The Quebec Association of Proprietary Pharmacists (AQPP) files a request for authorization of collective action against 10 pharmacists who, according to what is alleged, share a market related to specialized medications estimated at $1.5 billion thanks to to “anti-competitive practices”.
The pharmacists targeted by the AQPP have mostly been condemned in recent years by the disciplinary council of their professional order for having “obtained” clients through what are called patient support programs (PSP). The judgments of some have made headlines in recent years, including those of Martin Gilbert, Daniel Vermette and Marc Chabot as well as Michael Assaraf.
PSPs are turnkey programs, financed by giants of the pharmaceutical industry, which support patients in all stages of therapies linked to specialty drugs, i.e. expensive molecules which treat complex diseases.
The pharmacists targeted by the AQPP work for six establishments which, according to the association’s estimates, share annual revenues estimated at nearly $1.5 billion.
Thanks to “formal or informal agreements”, these pharmacists maintain “privileged and preferential relationships” with certain infusion clinics and PSP managers, we read in the request.

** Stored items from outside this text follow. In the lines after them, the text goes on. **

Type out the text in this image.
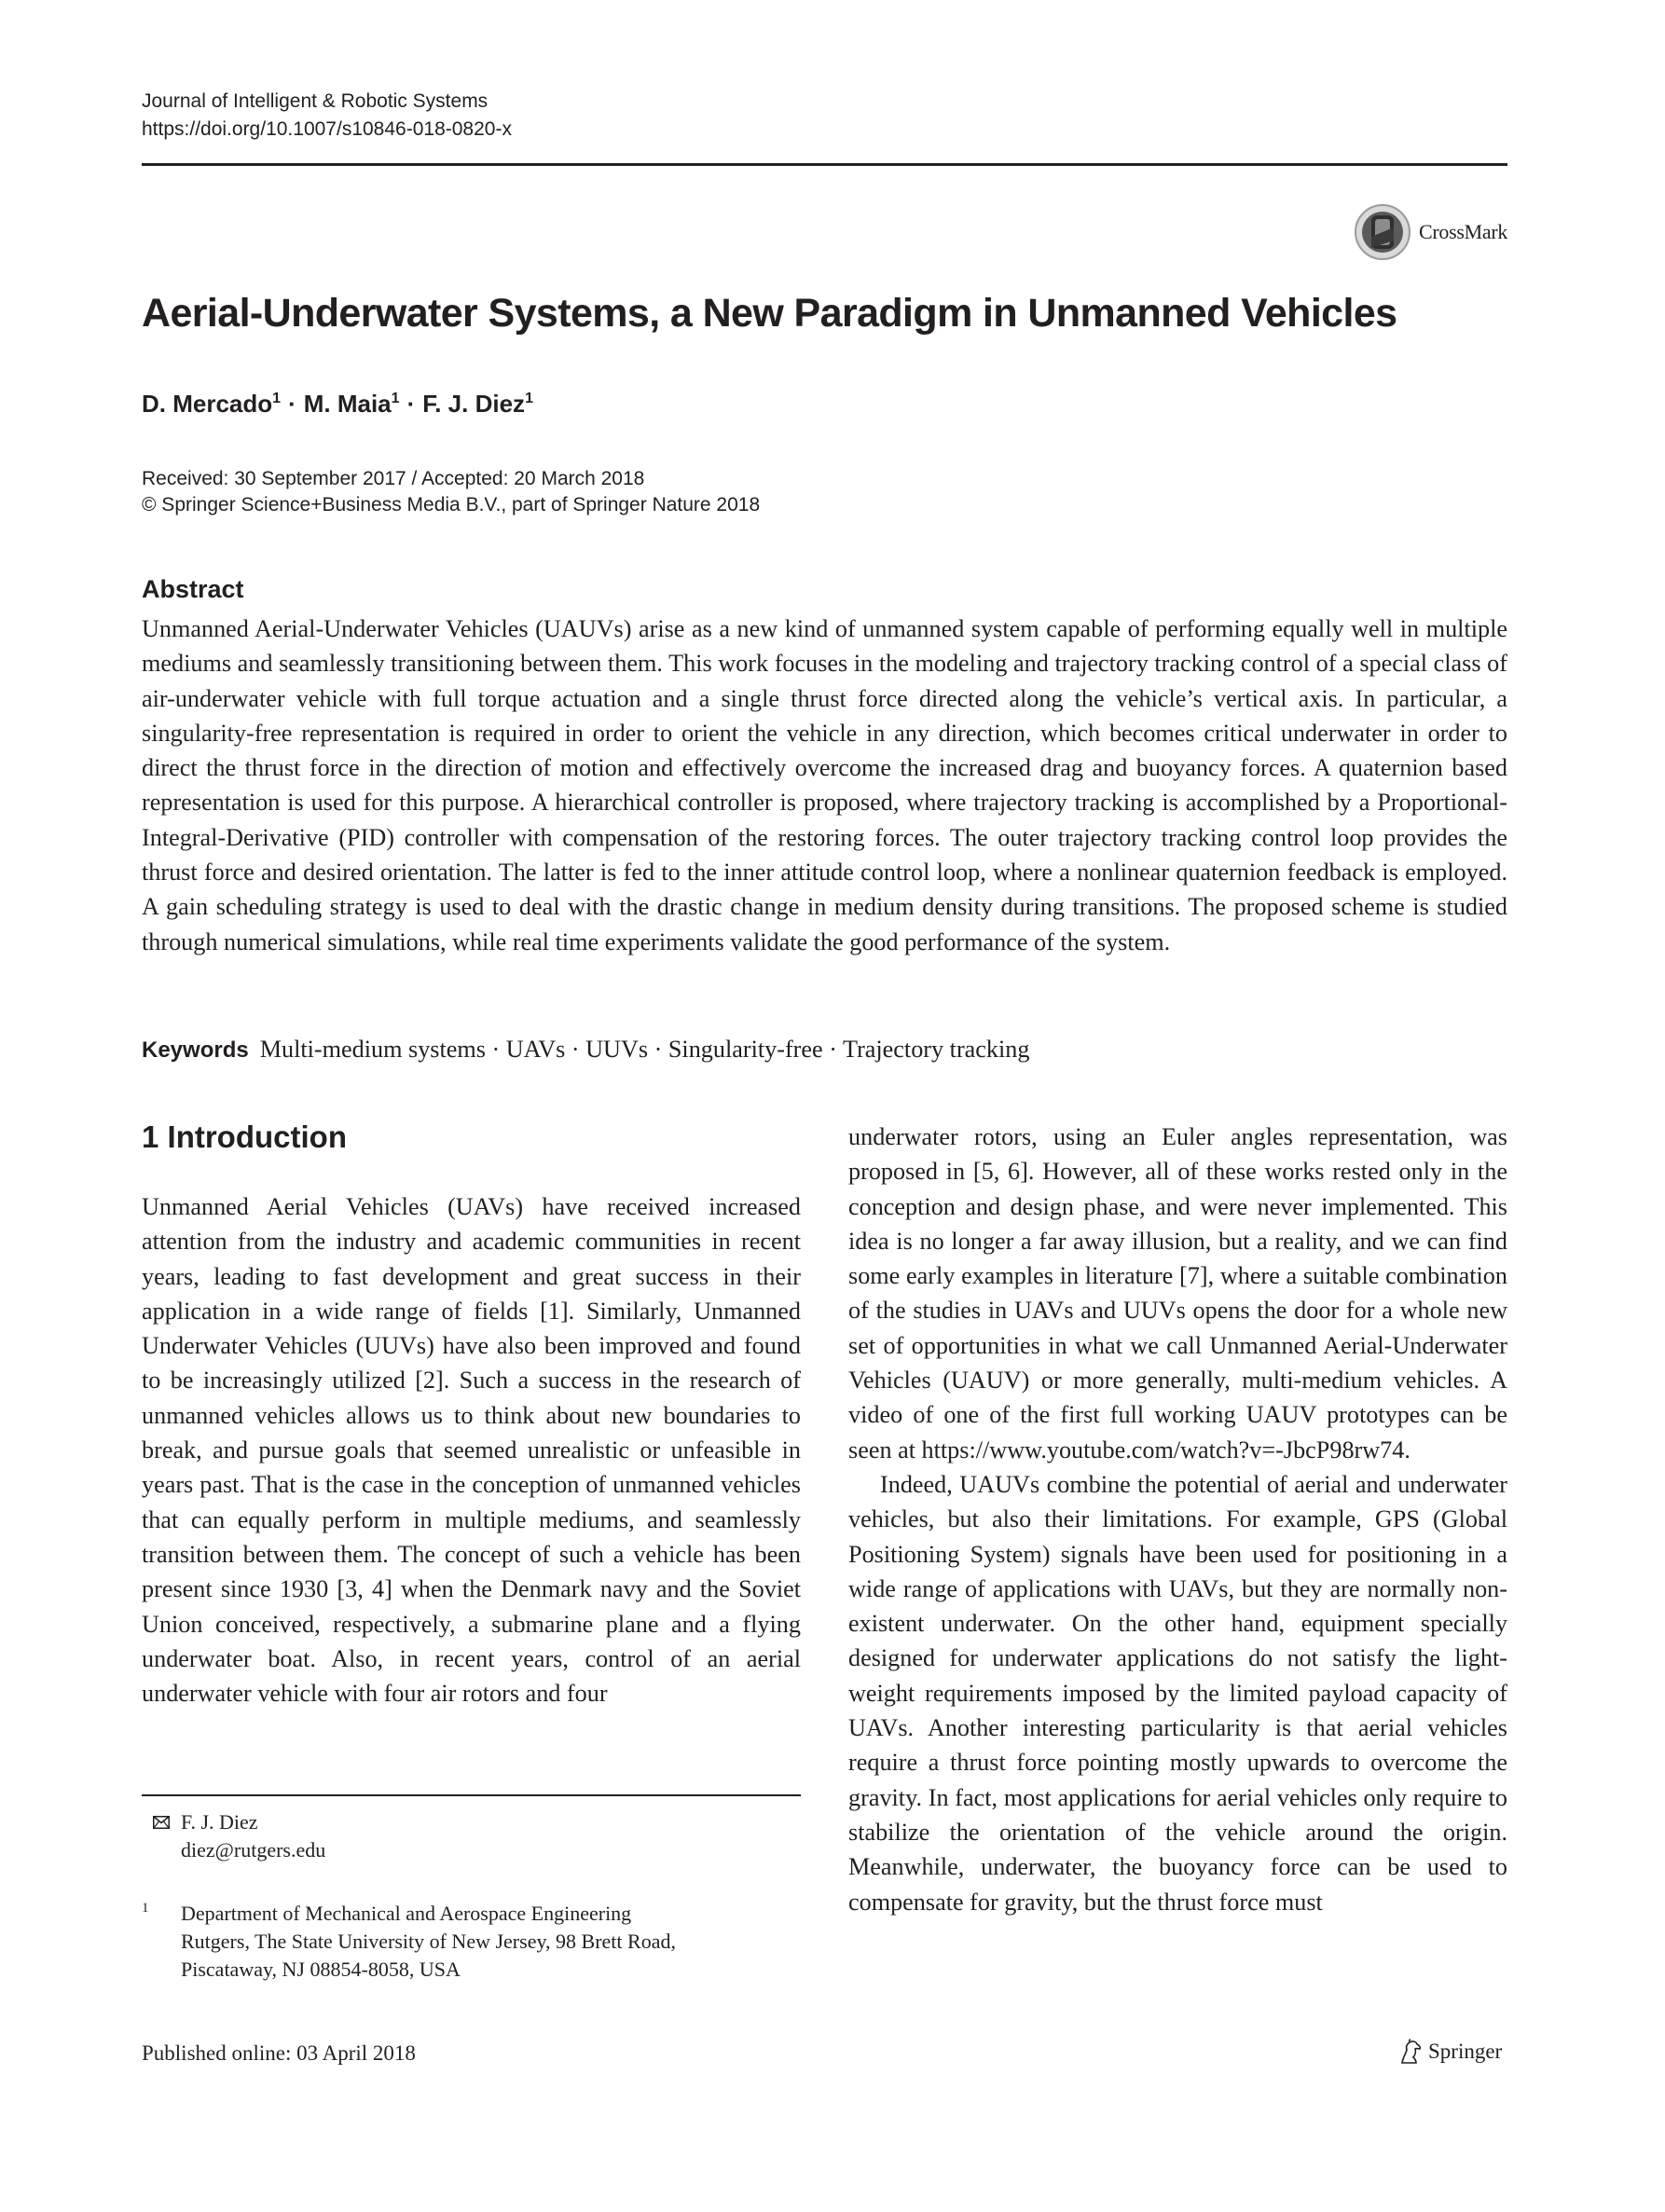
Journal of Intelligent & Robotic Systems
https://doi.org/10.1007/s10846-018-0820-x
CrossMark
Aerial-Underwater Systems, a New Paradigm in Unmanned Vehicles
D. Mercado$^1$ · M. Maia$^1$ · F. J. Diez$^1$
Received: 30 September 2017 / Accepted: 20 March 2018
© Springer Science+Business Media B.V., part of Springer Nature 2018
Abstract
Unmanned Aerial-Underwater Vehicles (UAUVs) arise as a new kind of unmanned system capable of performing equally well in multiple mediums and seamlessly transitioning between them. This work focuses in the modeling and trajectory tracking control of a special class of air-underwater vehicle with full torque actuation and a single thrust force directed along the vehicle’s vertical axis. In particular, a singularity-free representation is required in order to orient the vehicle in any direction, which becomes critical underwater in order to direct the thrust force in the direction of motion and effectively overcome the increased drag and buoyancy forces. A quaternion based representation is used for this purpose. A hierarchical controller is proposed, where trajectory tracking is accomplished by a Proportional-Integral-Derivative (PID) controller with compensation of the restoring forces. The outer trajectory tracking control loop provides the thrust force and desired orientation. The latter is fed to the inner attitude control loop, where a nonlinear quaternion feedback is employed. A gain scheduling strategy is used to deal with the drastic change in medium density during transitions. The proposed scheme is studied through numerical simulations, while real time experiments validate the good performance of the system.
Keywords Multi-medium systems · UAVs · UUVs · Singularity-free · Trajectory tracking
1 Introduction

Unmanned Aerial Vehicles (UAVs) have received increased attention from the industry and academic communities in recent years, leading to fast development and great success in their application in a wide range of fields [1]. Similarly, Unmanned Underwater Vehicles (UUVs) have also been improved and found to be increasingly utilized [2]. Such a success in the research of unmanned vehicles allows us to think about new boundaries to break, and pursue goals that seemed unrealistic or unfeasible in years past. That is the case in the conception of unmanned vehicles that can equally perform in multiple mediums, and seamlessly transition between them. The concept of such a vehicle has been present since 1930 [3, 4] when the Denmark navy and the Soviet Union conceived, respectively, a submarine plane and a flying underwater boat. Also, in recent years, control of an aerial underwater vehicle with four air rotors and four

underwater rotors, using an Euler angles representation, was proposed in [5, 6]. However, all of these works rested only in the conception and design phase, and were never implemented. This idea is no longer a far away illusion, but a reality, and we can find some early examples in literature [7], where a suitable combination of the studies in UAVs and UUVs opens the door for a whole new set of opportunities in what we call Unmanned Aerial-Underwater Vehicles (UAUV) or more generally, multi-medium vehicles. A video of one of the first full working UAUV prototypes can be seen at https://www.youtube.com/watch?v=-JbcP98rw74.

Indeed, UAUVs combine the potential of aerial and underwater vehicles, but also their limitations. For example, GPS (Global Positioning System) signals have been used for positioning in a wide range of applications with UAVs, but they are normally non-existent underwater. On the other hand, equipment specially designed for underwater applications do not satisfy the light-weight requirements imposed by the limited payload capacity of UAVs. Another interesting particularity is that aerial vehicles require a thrust force pointing mostly upwards to overcome the gravity. In fact, most applications for aerial vehicles only require to stabilize the orientation of the vehicle around the origin. Meanwhile, underwater, the buoyancy force can be used to compensate for gravity, but the thrust force must

F. J. Diez
diez@rutgers.edu
1 Department of Mechanical and Aerospace Engineering
Rutgers, The State University of New Jersey, 98 Brett Road,
Piscataway, NJ 08854-8058, USA
Published online: 03 April 2018	Springer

They would direct their patients to these pharmacies which may be hundreds of kilometers from their place of residence. This contravenes “the principle of patient freedom of choice in health,” believes the AQPP.
A disorder
In the request filed Tuesday, the association cites the imbalance created in the industry. More than 40% of the distribution of specialty drugs is concentrated in the hands of less than 0.5% of pharmacies in Quebec. This model would allow this handful of pharmacies to control 90% of the volume of prescriptions for certain most expensive permitted medications, estimates the AQPP.
However, as the remuneration of a pharmacy is closely linked to the value of the drugs – which generally exceed $10,000 per patient – the average annual turnover of a specialty pharmacy would reach $310 million while that of A Quebec pharmacy hovers around 7 million.
But in addition to financial considerations, the AQPP maintains that directing program patients to a handful of pharmacists leads to fragmentation of pharmaceutical files.
This fragmentation “increases the risks of drug interactions by ensuring that patients’ usual pharmacists cannot take charge of their complete files, which harms their ability to offer appropriate clinical services,” we read in the request.
A situation which “also increases the risks of transmitting incomplete pharmaceutical profiles to other stakeholders in the health sector”, it is added.
“Practices do not change”
Despite the judgments of the professional order against these pharmacists, “the practices do not change and do not evolve in the right direction, even though we have the feeling that the situation is getting worse”, declared in an interview Benoit Morin, president of the ‘AQPP.
A reality that is all the more worrying as these specialty medications are gaining popularity and patient files are divided between several pharmacists. Already, specialty drugs represent 40% of the total drug market in Quebec.
And it is the patient who loses, believes Mr. Morin. “Who does this model serve? It doesn’t serve the patient. It is commercial interests that take precedence over the interests of the patient. These pharmacists are there for the product; they serve the product, not the patient,” according to him.
This situation, which he describes as “worrying”, does not meet the objective of the Minister of Health, who – with the tabling of Bill 67 – wants to offer more powers and autonomy to health professionals, which includes pharmacists.
In addition to the 10 targeted pharmacists, the class action request targets major PSP managers as well as networks of infusion clinics, including Innomar Strategies, Bayshore, Bioscript and Coverdale Infusion. “These are opaque networks where program managers direct customers to these pharmacies,” according to Benoit Morin.